Mercy Heart and Vascular Hospital St. Louis, Missouri
Disclosure(s): No relevant financial relationship(s) to disclose.
Introduction: Delay of detection and treatment of nonconvulsive seizures (NCS) is associated with poor outcomes, and timely electroencephalography (EEG) monitoring is necessary for their detection. AHA guidelines recommend EEG monitoring in patients who achieve return to spontaneous circulation (ROSC) after cardiac arrest, however access to EEG remains limited. We pose that using point-of-care (POC) EEG with artificial intelligence (AI) algorithms in critical care will fill accessibility gaps and impact patients’ outcomes.

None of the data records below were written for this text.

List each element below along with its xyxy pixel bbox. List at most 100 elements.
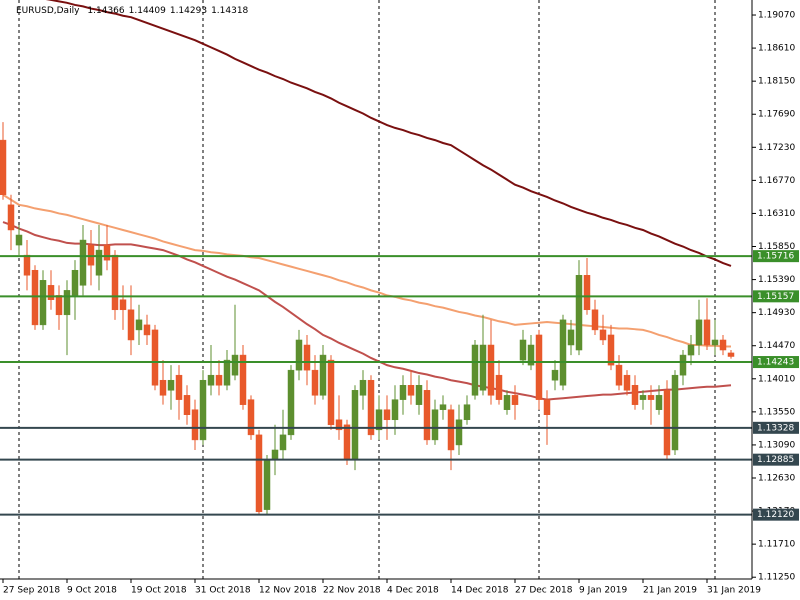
candle-body	[95, 249, 103, 276]
moving-average	[2, 193, 731, 348]
y-tick-label: 1.18150	[758, 77, 795, 87]
y-tick-label: 1.12630	[758, 474, 795, 484]
candle-body	[191, 409, 199, 441]
candle-body	[399, 385, 407, 400]
candle-body	[703, 319, 711, 346]
candle-body	[687, 344, 695, 356]
candle-body	[31, 269, 39, 326]
x-tick-label: 22 Nov 2018	[323, 586, 381, 596]
y-tick-label: 1.16310	[758, 209, 795, 219]
candle-body	[647, 395, 655, 400]
level-label-box	[753, 290, 799, 303]
candle-body	[479, 344, 487, 391]
candle-body	[607, 334, 615, 366]
candle-body	[351, 390, 359, 461]
candle-body	[47, 285, 55, 300]
level-label: 1.15716	[757, 252, 794, 262]
candle-body	[383, 409, 391, 421]
candle-body	[359, 379, 367, 396]
x-tick-label: 9 Jan 2019	[579, 586, 627, 596]
level-label: 1.12120	[757, 510, 794, 520]
chart-title: EURUSD,Daily 1.14366 1.14409 1.14293 1.14318	[16, 6, 249, 16]
candle-body	[119, 299, 127, 311]
level-label-box	[753, 421, 799, 434]
period-separators	[18, 0, 716, 579]
candle-body	[431, 409, 439, 441]
y-tick-label: 1.15850	[758, 242, 795, 252]
candle-body	[463, 404, 471, 421]
candle-body	[343, 424, 351, 461]
header-high: 1.14409	[129, 6, 166, 16]
candle-body	[295, 339, 303, 371]
y-tick-label: 1.13550	[758, 407, 795, 417]
candle-body	[415, 385, 423, 405]
candle-body	[87, 244, 95, 266]
candle-body	[319, 354, 327, 396]
candle-body	[151, 329, 159, 386]
axes	[0, 0, 753, 580]
candle-body	[0, 139, 7, 196]
y-tick-label: 1.14010	[758, 374, 795, 384]
x-tick-label: 14 Dec 2018	[451, 586, 509, 596]
level-label-box	[753, 508, 799, 521]
candle-body	[207, 374, 215, 386]
candle-body	[591, 309, 599, 331]
symbol: EURUSD,Daily	[16, 6, 80, 16]
candle-body	[655, 395, 663, 410]
candle-body	[39, 280, 47, 326]
candle-body	[559, 319, 567, 386]
candle-body	[503, 395, 511, 410]
candle-body	[407, 385, 415, 396]
candle-body	[263, 459, 271, 510]
candle-body	[327, 359, 335, 426]
candle-body	[631, 385, 639, 405]
header-low: 1.14293	[170, 6, 207, 16]
x-tick-label: 27 Dec 2018	[515, 586, 573, 596]
x-tick-label: 4 Dec 2018	[387, 586, 439, 596]
candle-body	[623, 374, 631, 391]
x-tick-label: 31 Oct 2018	[195, 586, 251, 596]
candle-body	[711, 339, 719, 346]
candle-body	[599, 329, 607, 341]
candle-body	[23, 254, 31, 276]
candle-body	[583, 275, 591, 311]
candle-body	[527, 344, 535, 366]
level-label: 1.12885	[757, 455, 794, 465]
candle-body	[439, 404, 447, 410]
x-tick-label: 27 Sep 2018	[3, 586, 60, 596]
candle-body	[567, 329, 575, 346]
candle-body	[671, 374, 679, 451]
candle-body	[615, 364, 623, 386]
candle-body	[71, 269, 79, 296]
level-label: 1.14243	[757, 358, 794, 368]
candle-body	[391, 399, 399, 421]
y-tick-label: 1.15390	[758, 275, 795, 285]
candle-body	[511, 395, 519, 405]
level-label-box	[753, 356, 799, 369]
candle-body	[551, 369, 559, 381]
candle-body	[575, 275, 583, 351]
candle-body	[7, 204, 15, 231]
candle-body	[287, 369, 295, 436]
y-tick-label: 1.17690	[758, 110, 795, 120]
candle-body	[79, 239, 87, 286]
moving-average	[2, 221, 732, 401]
y-tick-label: 1.11710	[758, 540, 795, 550]
candle-body	[183, 395, 191, 415]
candle-body	[447, 409, 455, 451]
candle-body	[423, 390, 431, 441]
candle-body	[127, 309, 135, 341]
plot-area	[0, 0, 752, 516]
candle-body	[519, 339, 527, 361]
y-tick-label: 1.16770	[758, 176, 795, 186]
candle-body	[167, 379, 175, 391]
candle-body	[199, 379, 207, 441]
candle-body	[639, 395, 647, 400]
candle-body	[335, 419, 343, 431]
y-tick-label: 1.18610	[758, 44, 795, 54]
candle-body	[311, 369, 319, 396]
level-label-box	[753, 250, 799, 263]
x-tick-label: 19 Oct 2018	[131, 586, 187, 596]
header-open: 1.14366	[87, 6, 124, 16]
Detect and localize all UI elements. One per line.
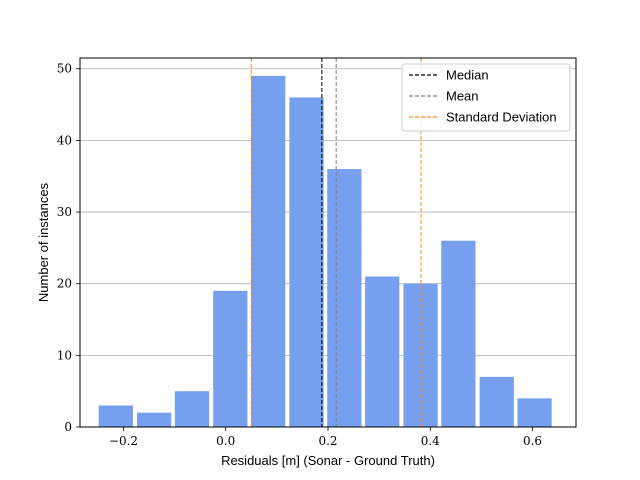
x-tick-label: 0.4 <box>421 434 440 448</box>
y-tick-label: 50 <box>57 62 72 76</box>
legend: Median Mean Standard Deviation <box>401 63 571 132</box>
x-axis-label: Residuals [m] (Sonar - Ground Truth) <box>221 453 435 468</box>
y-tick-label: 30 <box>57 205 72 219</box>
y-tick-label: 10 <box>57 348 72 362</box>
y-tick-label: 20 <box>57 277 72 291</box>
axis-ticks: −0.2 0.0 0.2 0.4 0.6 0 10 20 30 40 50 <box>57 62 542 448</box>
legend-label: Standard Deviation <box>446 110 557 125</box>
x-tick-label: 0.0 <box>216 434 235 448</box>
y-tick-label: 0 <box>64 420 72 434</box>
histogram-bar <box>479 376 514 427</box>
histogram-bar <box>365 276 400 427</box>
legend-label: Mean <box>446 89 479 104</box>
histogram-bar <box>403 283 438 427</box>
histogram-bar <box>289 97 324 427</box>
histogram-bar <box>213 290 248 427</box>
x-tick-label: 0.6 <box>523 434 542 448</box>
y-axis-label: Number of instances <box>36 182 51 302</box>
x-tick-label: −0.2 <box>109 434 138 448</box>
histogram-bar <box>98 405 133 427</box>
histogram-bars <box>98 75 552 427</box>
histogram-bar <box>517 398 552 427</box>
histogram-bar <box>327 169 362 427</box>
y-tick-label: 40 <box>57 133 72 147</box>
histogram-bar <box>174 391 210 427</box>
x-tick-label: 0.2 <box>318 434 337 448</box>
histogram-bar <box>441 240 476 427</box>
histogram-bar <box>137 412 172 427</box>
histogram-bar <box>251 75 286 427</box>
legend-box <box>401 63 571 132</box>
legend-label: Median <box>446 68 489 83</box>
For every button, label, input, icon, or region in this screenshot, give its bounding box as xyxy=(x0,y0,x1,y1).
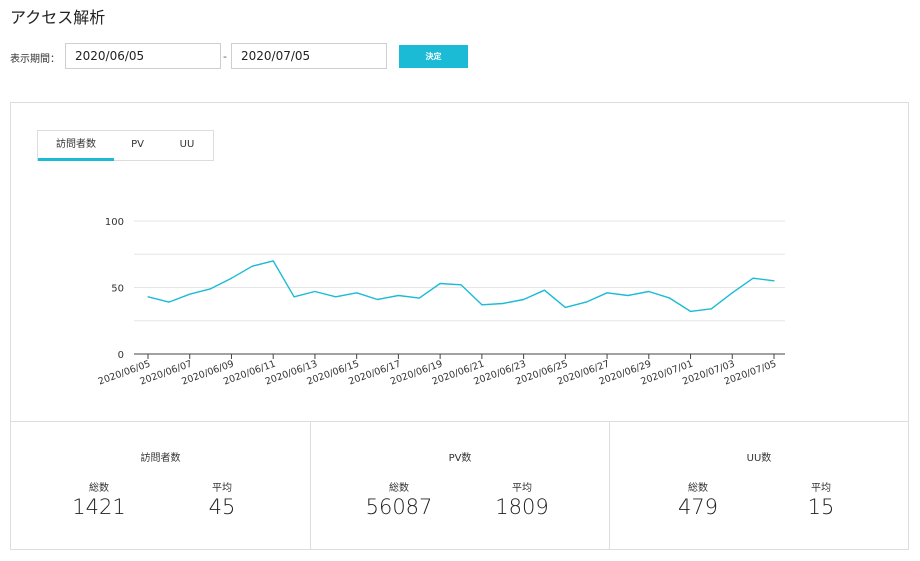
stat-total-value: 1421 xyxy=(72,495,126,519)
stat-average-value: 1809 xyxy=(495,495,549,519)
data-point xyxy=(168,301,170,303)
data-point xyxy=(418,297,420,299)
stat-pv: PV数 総数 56087 平均 1809 xyxy=(310,422,609,550)
stat-visitors: 訪問者数 総数 1421 平均 45 xyxy=(11,422,310,550)
data-point xyxy=(773,280,775,282)
stat-average-value: 45 xyxy=(208,495,236,519)
stat-total-label: 総数 xyxy=(389,483,409,494)
page-title: アクセス解析 xyxy=(10,8,106,27)
stat-average-label: 平均 xyxy=(212,483,232,494)
metric-tabs: 訪問者数 PV UU xyxy=(37,130,214,161)
stat-total: 総数 1421 xyxy=(39,479,159,519)
data-point xyxy=(189,293,191,295)
y-tick-label: 0 xyxy=(118,350,124,361)
data-point xyxy=(585,301,587,303)
data-point xyxy=(439,282,441,285)
data-point xyxy=(147,296,149,298)
stat-average-label: 平均 xyxy=(811,483,831,494)
data-point xyxy=(502,302,504,305)
data-point xyxy=(230,277,233,279)
data-point xyxy=(648,290,650,293)
data-point xyxy=(272,260,274,262)
stat-title: UU数 xyxy=(746,453,772,464)
data-point xyxy=(314,290,316,293)
end-date-input[interactable] xyxy=(231,43,387,69)
period-label: 表示期間： xyxy=(10,54,60,65)
stat-average-value: 15 xyxy=(807,495,835,519)
data-point xyxy=(564,306,566,309)
data-point xyxy=(752,277,754,279)
stats-row: 訪問者数 総数 1421 平均 45 PV数 総数 56087 平均 1809 … xyxy=(11,421,908,550)
date-separator: - xyxy=(223,50,227,63)
data-point xyxy=(481,304,483,306)
stat-average: 平均 1809 xyxy=(462,479,582,519)
data-point xyxy=(356,292,358,294)
stat-average: 平均 15 xyxy=(761,479,881,519)
start-date-input[interactable] xyxy=(65,43,221,69)
stat-total: 総数 56087 xyxy=(339,479,459,519)
stat-total: 総数 479 xyxy=(638,479,758,519)
data-point xyxy=(689,310,692,313)
data-point xyxy=(606,292,608,294)
data-point xyxy=(731,292,733,294)
tab-uu[interactable]: UU xyxy=(179,139,195,150)
data-point xyxy=(397,294,399,297)
data-point xyxy=(523,298,525,301)
stat-average-label: 平均 xyxy=(512,483,532,494)
stat-total-label: 総数 xyxy=(688,483,708,494)
y-tick-label: 50 xyxy=(111,284,124,295)
data-point xyxy=(710,308,713,310)
data-point xyxy=(543,289,546,291)
stat-title: 訪問者数 xyxy=(140,453,181,464)
stat-total-value: 479 xyxy=(677,495,719,519)
stat-total-label: 総数 xyxy=(89,483,109,494)
data-point xyxy=(669,297,671,299)
data-point xyxy=(335,296,337,298)
series-line xyxy=(147,260,775,313)
visitors-line-chart: 0501002020/06/052020/06/072020/06/092020… xyxy=(97,217,785,388)
stat-total-value: 56087 xyxy=(365,495,433,519)
data-point xyxy=(460,284,462,286)
submit-button[interactable]: 決定 xyxy=(399,45,468,68)
tab-visitors[interactable]: 訪問者数 xyxy=(38,131,114,161)
data-point xyxy=(376,298,379,301)
stat-uu: UU数 総数 479 平均 15 xyxy=(609,422,908,550)
analytics-panel: 訪問者数 PV UU 0 50 100 2020/06/05 2020/06/07 202… xyxy=(10,102,909,550)
stat-title: PV数 xyxy=(448,453,472,464)
data-point xyxy=(210,288,212,290)
data-point xyxy=(627,294,629,297)
y-tick-label: 100 xyxy=(105,217,124,228)
data-point xyxy=(293,296,295,298)
data-point xyxy=(251,265,253,267)
tab-pv[interactable]: PV xyxy=(131,139,144,150)
stat-average: 平均 45 xyxy=(162,479,282,519)
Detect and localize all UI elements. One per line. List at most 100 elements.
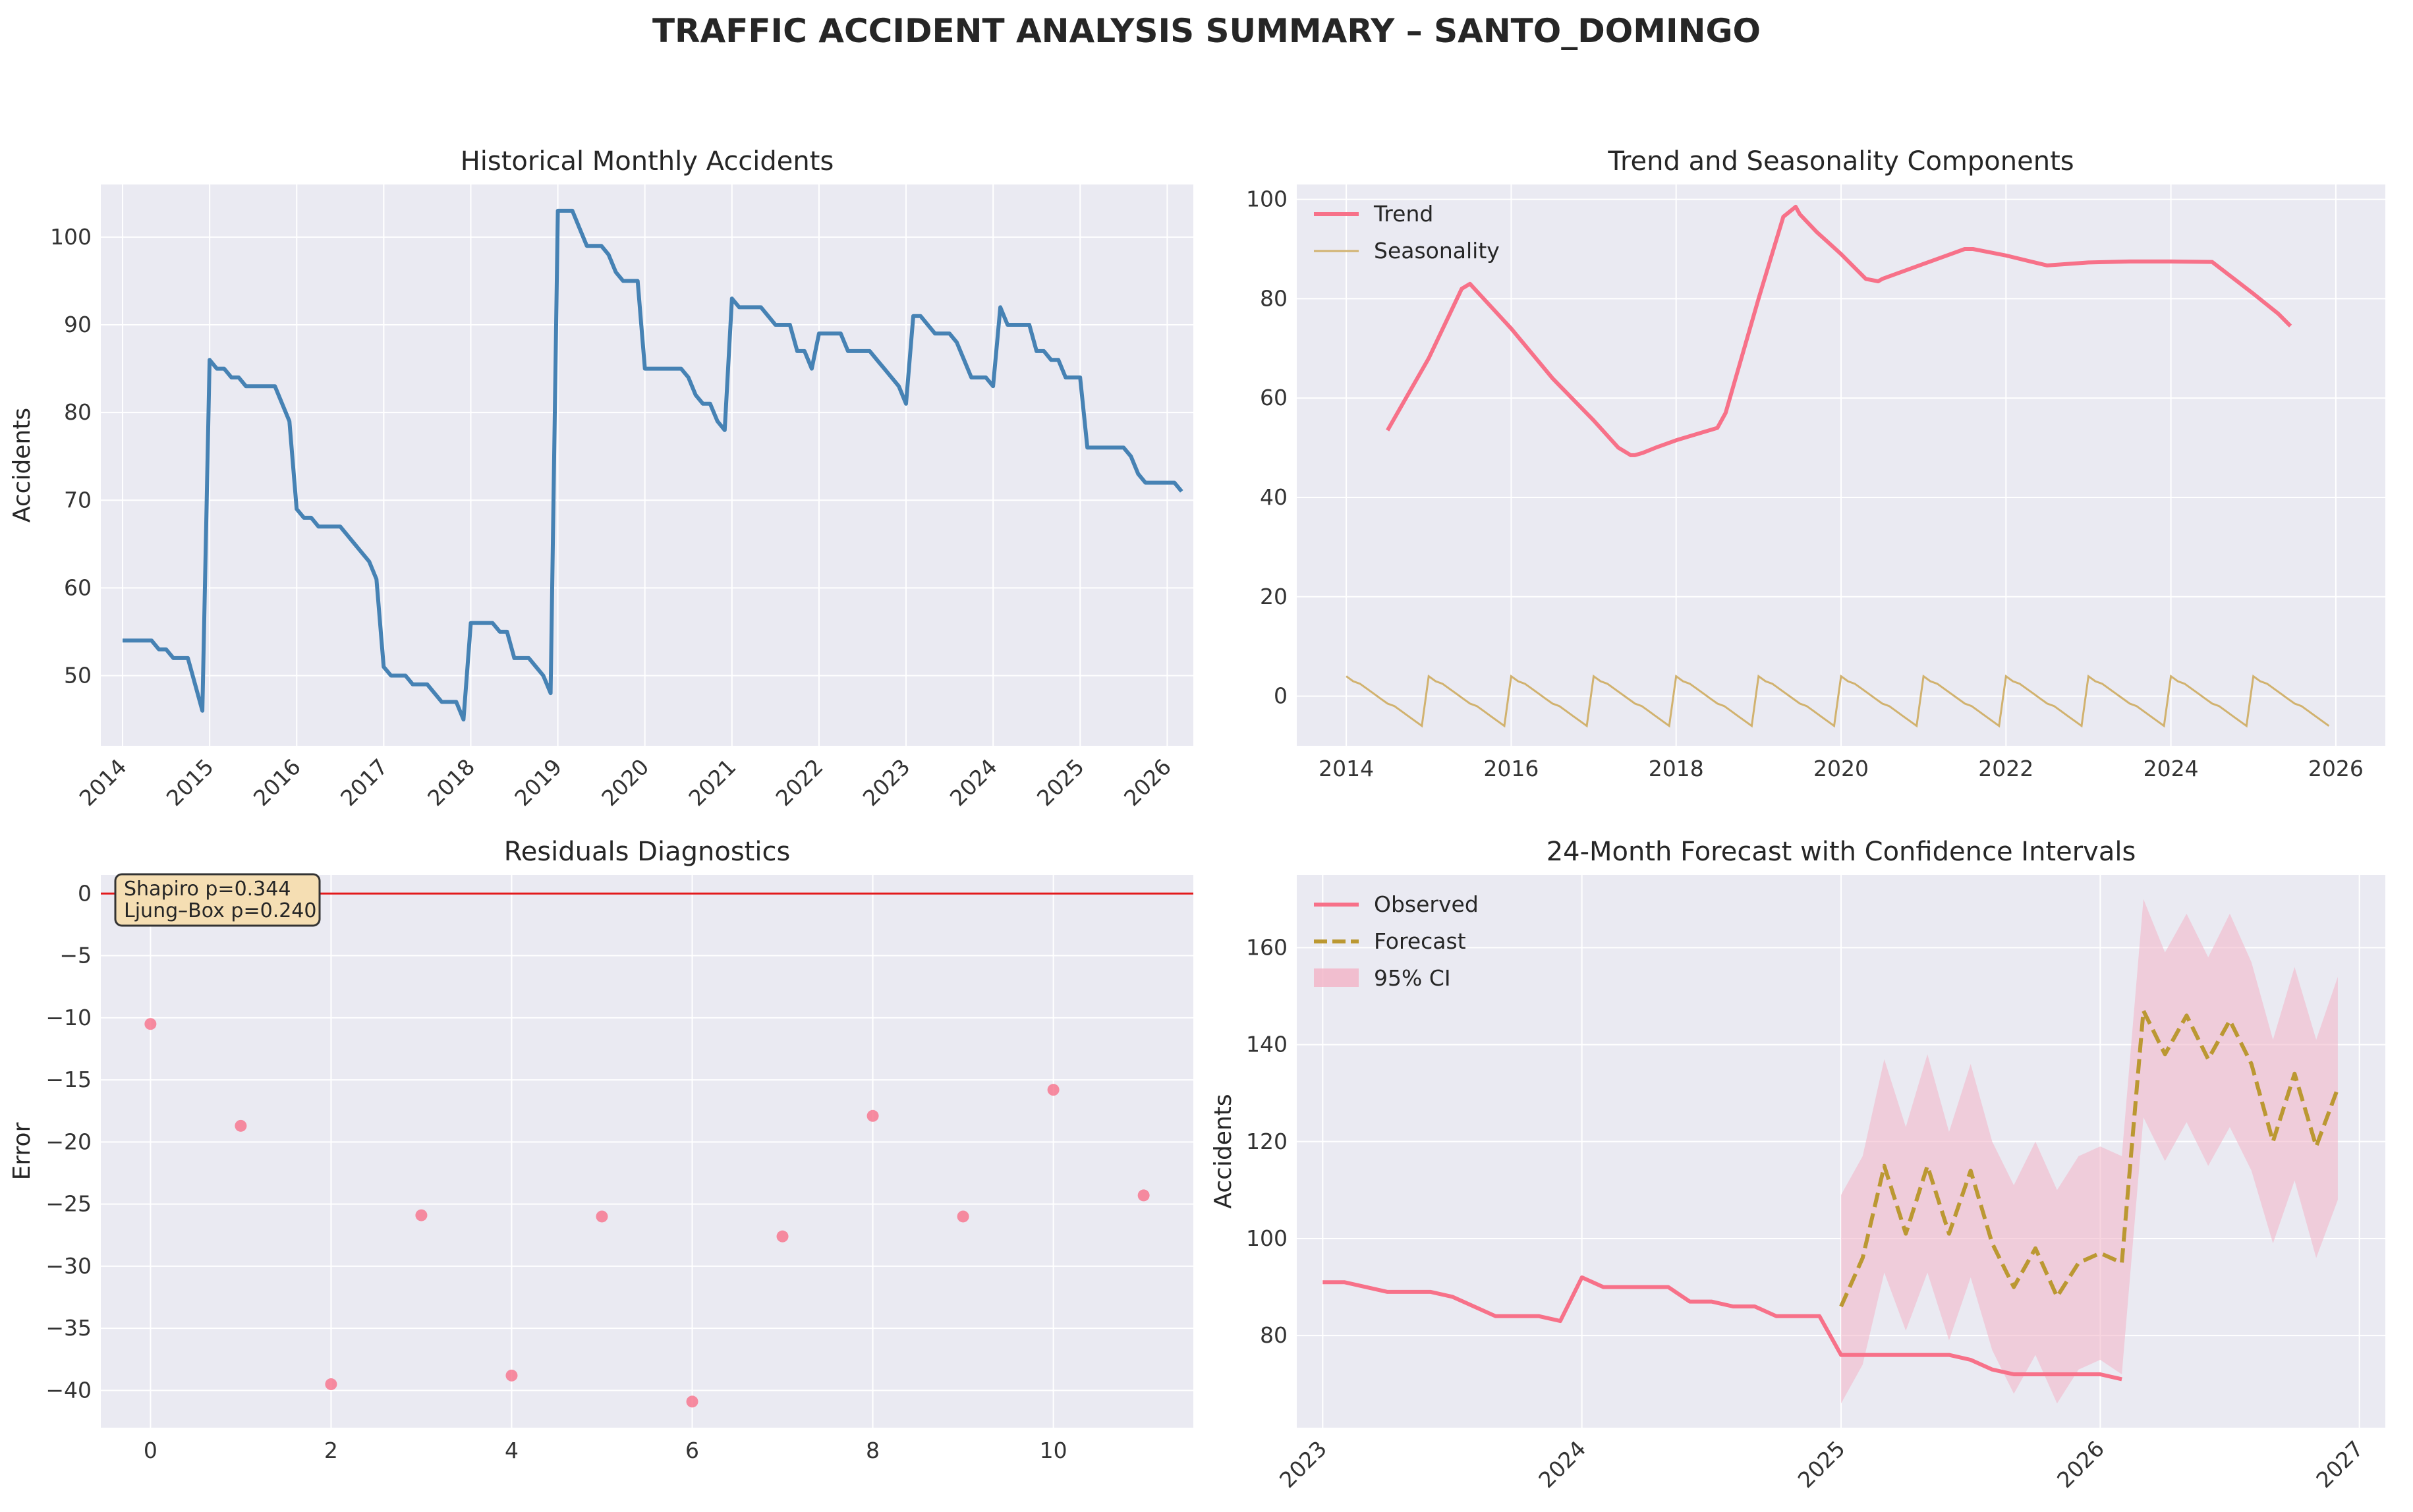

Methods: Subanalysis of retrospective data of adult patients at three community Mercy MO hospitals who received a ≥30-min EEG as part of their standard of care, within 7 days of admission. Sites had limited conventional EEG (convEEG) capability prior to POC EEG adoption. Two cohorts were enrolled: patients monitored with convEEG (Jun-Dec 2019) and those monitored with POC EEG after its adoption (Jun-Dec 2023). We included only patients’ first eligible visit, and those with cardiac arrest as admission diagnosis or EEG indication. We analyzed the time from first contact to EEG start (door-to-EEG) and modified Rankin Scale (mRS) score at discharge. We extracted EEG findings neurology reports and output from the AI algorithm accessible at the bedside.
Results: Thirty-two patients were included (convEEG = 12, POC EEG = 20). Mean age (64y (15.8) vs. 61y (10.8); p = 0.8) and median GCS score on admission (5 [3,14] vs. 8 [3,15]; p = 0.59) were comparable between cohorts. Median door-to-EEG time was significantly shorter for POC EEG (26.0 vs. 7.2 h, p< 0.001). Of patients presenting to the hospital afterhours (weekends or weekdays 5pm-8am), a greater proportion of those receiving POC EEG vs. convEEG started their EEG afterhours (0% vs. 90%, p = 0.002). In the convEEG cohort, no seizures were noted, while in the POC EEG arm, the AI algorithm detected continuous seizure activity in one case and was treated after neurology review. At discharge, the mortality rate was similar between cohorts (67% vs. 55%, p = 0.70), and a higher rate of POC EEG cases had favorable mRS scores ≤ 3 (0% vs. 35%; p = 0.03).
Conclusions: POC EEG offered enhanced coverage in the afterhours and facilitated management of NCS in post-ROSC patients. As a group, the POC EEG patients had better functional outcomes at discharge.